Die zweite Ebene liefert die Erzählung Gesines von der Geschichte ihrer Eltern, die sie ihrer Tochter Marie erzählt, teils direkt, teils auf Tonband, „für wenn sie tot ist“. Gesines Vater Heinrich, Jahrgang 1888, hatte sich im August 1931, bereits wieder auf dem Weg nach England, wo er als Tischlermeister einen Betrieb leitete, in ein junges Mädchen verguckt: Lisbeth Papenbrock, 18 Jahre jünger als er, der er nach Jerichow folgt und mit der er rasch einig wird, dass sie sich heiraten. Sie gehen dann gemeinsam fort aus Deutschland, in dem der Aufstieg der Nazis schon zu begonnen hat, denen der halbe Sozialdemokrat Cresspahl den Willen nicht nur zur Abschaffung der Republik, sondern auch den zum Krieg schon anmerkt. Doch Lisbeth hat Heimweh, nicht nur nach ihrer Familie, sondern auch nach ihrer Mecklenburgischen Landeskirche, und so nutzt sie die bevorstehende Geburt ihres ersten (und letztlich einzigen) Kindes zur Flucht zurück nach Deutschland. Und Cresspahl folgt ihr, widerwillig, aber er folgt ihr und bleibt dort, wo er nur um ihretwillen lebt. Doch auch damit wird Lisbeth nicht glücklich.

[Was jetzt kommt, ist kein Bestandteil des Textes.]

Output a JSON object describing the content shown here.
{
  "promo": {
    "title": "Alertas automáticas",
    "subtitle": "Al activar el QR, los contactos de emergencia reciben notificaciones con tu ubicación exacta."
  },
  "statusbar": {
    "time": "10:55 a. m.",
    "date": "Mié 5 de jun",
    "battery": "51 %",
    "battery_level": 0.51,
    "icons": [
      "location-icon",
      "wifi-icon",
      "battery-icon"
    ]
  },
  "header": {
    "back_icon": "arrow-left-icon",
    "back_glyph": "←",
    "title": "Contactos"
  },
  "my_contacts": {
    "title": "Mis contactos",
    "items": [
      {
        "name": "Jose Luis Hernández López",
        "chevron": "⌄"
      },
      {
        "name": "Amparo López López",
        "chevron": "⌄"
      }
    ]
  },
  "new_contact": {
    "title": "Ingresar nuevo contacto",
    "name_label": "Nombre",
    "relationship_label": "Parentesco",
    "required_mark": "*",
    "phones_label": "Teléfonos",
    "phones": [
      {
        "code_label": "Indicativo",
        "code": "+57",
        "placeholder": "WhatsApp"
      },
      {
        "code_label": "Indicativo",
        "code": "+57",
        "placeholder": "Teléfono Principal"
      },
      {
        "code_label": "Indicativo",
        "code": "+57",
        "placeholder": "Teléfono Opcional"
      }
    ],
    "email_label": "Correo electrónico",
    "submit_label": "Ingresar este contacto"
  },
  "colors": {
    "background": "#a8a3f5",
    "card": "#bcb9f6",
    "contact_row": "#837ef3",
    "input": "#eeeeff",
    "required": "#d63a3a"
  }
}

Die dritte Ebene bildet die tägliche Zeitungslektüre Gesines: Jeden Tag erwirbt sie die New York Times, aus der heraus die jeweils aktuelle politische und gesellschaftliche Wirklichkeit in den Roman gelangen: der Rassenkonflikt, politische Umtriebe und Skandale, der Krieg in Viet Nam und die Proteste gegen ihn, die Mafia und die alltägliche Kriminalität schlechthin etc. pp. Diese Ebene bietet zum einen Anlass zur Auseinandersetzung zwischen Gesine und Marie, wobei Marie – die erstaunlich klug und redegewandt für ihr Alter ist – im Vergleich zu ihrer Mutter nicht nur einen amerikanischeren Standpunkt einnimmt, sondern aufgrund ihres Alters natürlich auch eine opportunistischere Grundhaltung zeigt.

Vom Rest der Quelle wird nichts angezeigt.